Le Conseil d'État se reconnaît compétent et renvoie Terrier devant le préfet pour obtenir le paiement de sa prime.
Extension du droit administratif aux collectivités locales, confirmée pour les départements par Feutry en 1908 et pour les communes par Thérond en 1910.
Les faits, une prime pour la destruction de vipères
Au tournant du vingtième siècle, les vipères posent un vrai problème de sécurité et de salubrité publique (l'hygiène et la santé de tous) dans les campagnes françaises. Pour encourager leur destruction, le conseil général du département de Saône-et-Loire prend une délibération qui alloue une prime de 25 centimes de franc à toute personne qui justifie avoir tué une vipère dans le département. Le crédit total ouvert pour cette opération s'élève à 200 francs.

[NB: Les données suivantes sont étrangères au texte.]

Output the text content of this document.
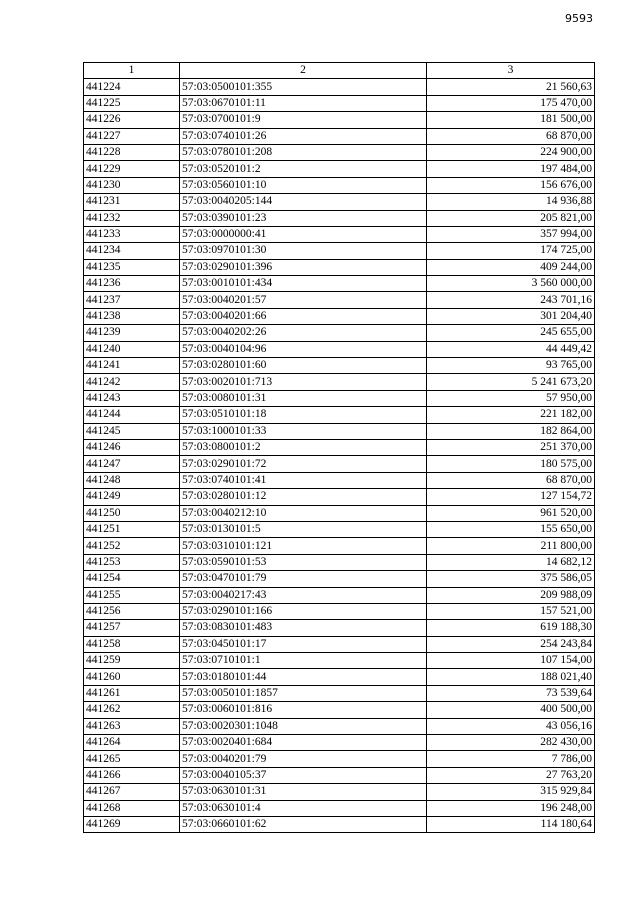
9593
1	2	3
441224	57:03:0500101:355	21 560,63
441225	57:03:0670101:11	175 470,00
441226	57:03:0700101:9	181 500,00
441227	57:03:0740101:26	68 870,00
441228	57:03:0780101:208	224 900,00
441229	57:03:0520101:2	197 484,00
441230	57:03:0560101:10	156 676,00
441231	57:03:0040205:144	14 936,88
441232	57:03:0390101:23	205 821,00
441233	57:03:0000000:41	357 994,00
441234	57:03:0970101:30	174 725,00
441235	57:03:0290101:396	409 244,00
441236	57:03:0010101:434	3 560 000,00
441237	57:03:0040201:57	243 701,16
441238	57:03:0040201:66	301 204,40
441239	57:03:0040202:26	245 655,00
441240	57:03:0040104:96	44 449,42
441241	57:03:0280101:60	93 765,00
441242	57:03:0020101:713	5 241 673,20
441243	57:03:0080101:31	57 950,00
441244	57:03:0510101:18	221 182,00
441245	57:03:1000101:33	182 864,00
441246	57:03:0800101:2	251 370,00
441247	57:03:0290101:72	180 575,00
441248	57:03:0740101:41	68 870,00
441249	57:03:0280101:12	127 154,72
441250	57:03:0040212:10	961 520,00
441251	57:03:0130101:5	155 650,00
441252	57:03:0310101:121	211 800,00
441253	57:03:0590101:53	14 682,12
441254	57:03:0470101:79	375 586,05
441255	57:03:0040217:43	209 988,09
441256	57:03:0290101:166	157 521,00
441257	57:03:0830101:483	619 188,30
441258	57:03:0450101:17	254 243,84
441259	57:03:0710101:1	107 154,00
441260	57:03:0180101:44	188 021,40
441261	57:03:0050101:1857	73 539,64
441262	57:03:0060101:816	400 500,00
441263	57:03:0020301:1048	43 056,16
441264	57:03:0020401:684	282 430,00
441265	57:03:0040201:79	7 786,00
441266	57:03:0040105:37	27 763,20
441267	57:03:0630101:31	315 929,84
441268	57:03:0630101:4	196 248,00
441269	57:03:0660101:62	114 180,64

Le sieur Terrier se met en chasse et détruit un certain nombre de vipères. Quand il se présente pour toucher sa prime, l'administration lui oppose un refus, au motif que le crédit alloué à cette opération est épuisé. Terrier considère qu'il a rempli sa part de l'engagement pris par le département et qu'il a droit au paiement promis.
Le problème de droit
Terrier saisit d'abord le préfet, qui rejette sa réclamation. Il porte ensuite l'affaire devant le Conseil de préfecture de Saône-et-Loire, la juridiction administrative locale de l'époque. Le 17 juillet 1901, ce Conseil de préfecture se déclare incompétent pour statuer sur sa demande. Terrier forme alors un recours devant le Conseil d'État, enregistré les 7 septembre et 16 novembre 1901.
La question posée au Conseil d'État dépasse le sort des vipères de Terrier. Un engagement pris par un département envers un particulier, dans le cadre d'une opération d'intérêt général, relève-t-il du droit administratif et du juge administratif, alors même que ni l'État ni un contrat classique ne sont en cause ? Jusque-là, l'autonomie du droit administratif posée par Blanco ne concernait que l'État. Rien n'imposait de l'étendre aux départements et aux communes.

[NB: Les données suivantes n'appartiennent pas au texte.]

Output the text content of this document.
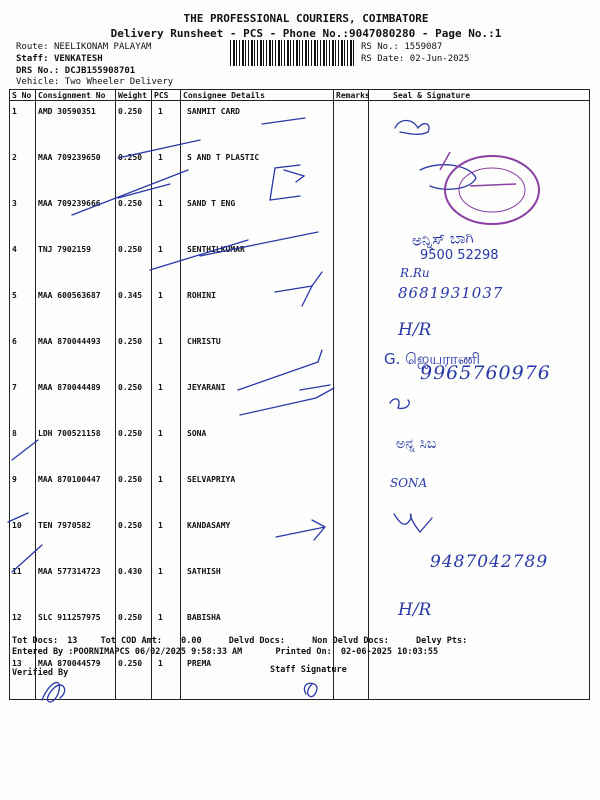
THE PROFESSIONAL COURIERS, COIMBATORE
Delivery Runsheet - PCS - Phone No.:9047080280 - Page No.:1
Route: NEELIKONAM PALAYAM
Staff: VENKATESH
DRS No.: DCJB155908701
Vehicle: Two Wheeler Delivery
RS No.: 1559087
RS Date: 02-Jun-2025
S No	Consignment No	Weight	PCS	Consignee Details	Remarks	Seal & Signature
1	AMD 30590351	0.250	1	SANMIT CARD		
2	MAA 709239650	0.250	1	S AND T PLASTIC		
3	MAA 709239666	0.250	1	SAND T ENG		
4	TNJ 7902159	0.250	1	SENTHILKUMAR		
5	MAA 600563687	0.345	1	ROHINI		
6	MAA 870044493	0.250	1	CHRISTU		
7	MAA 870044489	0.250	1	JEYARANI		
8	LDH 700521158	0.250	1	SONA		
9	MAA 870100447	0.250	1	SELVAPRIYA		
10	TEN 7970582	0.250	1	KANDASAMY		
11	MAA 577314723	0.430	1	SATHISH		
12	SLC 911257975	0.250	1	BABISHA		
13	MAA 870044579	0.250	1	PREMA		
ಅನ್ನಿಸ್ ಬಾಗಿ
9500 52298
R.Ru
8681931037
H/R
G. ஜெயராணி
9965760976
ಅನ್ನ ಸಿಬ
SONA
9487042789
H/R
Tot Docs: 13	Tot COD Amt: 0.00	Delvd Docs:	Non Delvd Docs:	Delvy Pts:
Entered By :POORNIMAPCS 06/02/2025 9:58:33 AM	Printed On: 02-06-2025 10:03:55
Verified By	Staff Signature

La solution du Conseil d'État
Le 6 février 1903, le Conseil d'État se reconnaît compétent. Il retient que le refus du préfet d'admettre la réclamation de Terrier a fait naître entre les parties un litige dont il lui appartient de connaître, c'est-à-dire de juger. Il renvoie Terrier devant le préfet pour la liquidation de la somme qui lui est due, c'est-à-dire son calcul exact, rejette le surplus de ses conclusions, et transmet sa décision au ministre de l'Intérieur.
Le raisonnement qui justifie cette compétence est resté célèbre dans les conclusions du commissaire du gouvernement Romieu (l'ancien nom du magistrat qu'on appelle aujourd'hui le rapporteur public, chargé de proposer une solution avant que les juges ne tranchent), qui synthétisent la position retenue par le Conseil d'État.
Les conclusions du commissaire du gouvernement Romieu
« Tout ce qui concerne l'organisation et le fonctionnement des services publics proprement dits, généraux ou locaux, soit que l'administration agisse par voie de contrat, soit qu'elle procède par voie d'autorité, constitue une opération administrative. »Conclusions Romieu sur Conseil d'État, 6 février 1903, Terrier
Romieu applique ensuite directement cette idée à l'affaire. La destruction des animaux nuisibles dans le département, quand elle est entreprise par un conseil général, est faite dans l'intérêt d'un véritable service public. Peu importe que le département agisse par une simple délibération plutôt que par un contrat en bonne et due forme, ou qu'aucune loi ne l'y oblige. La nature de l'activité compte avant tout. Il s'agit d'une mission d'intérêt général prise en charge par une collectivité publique.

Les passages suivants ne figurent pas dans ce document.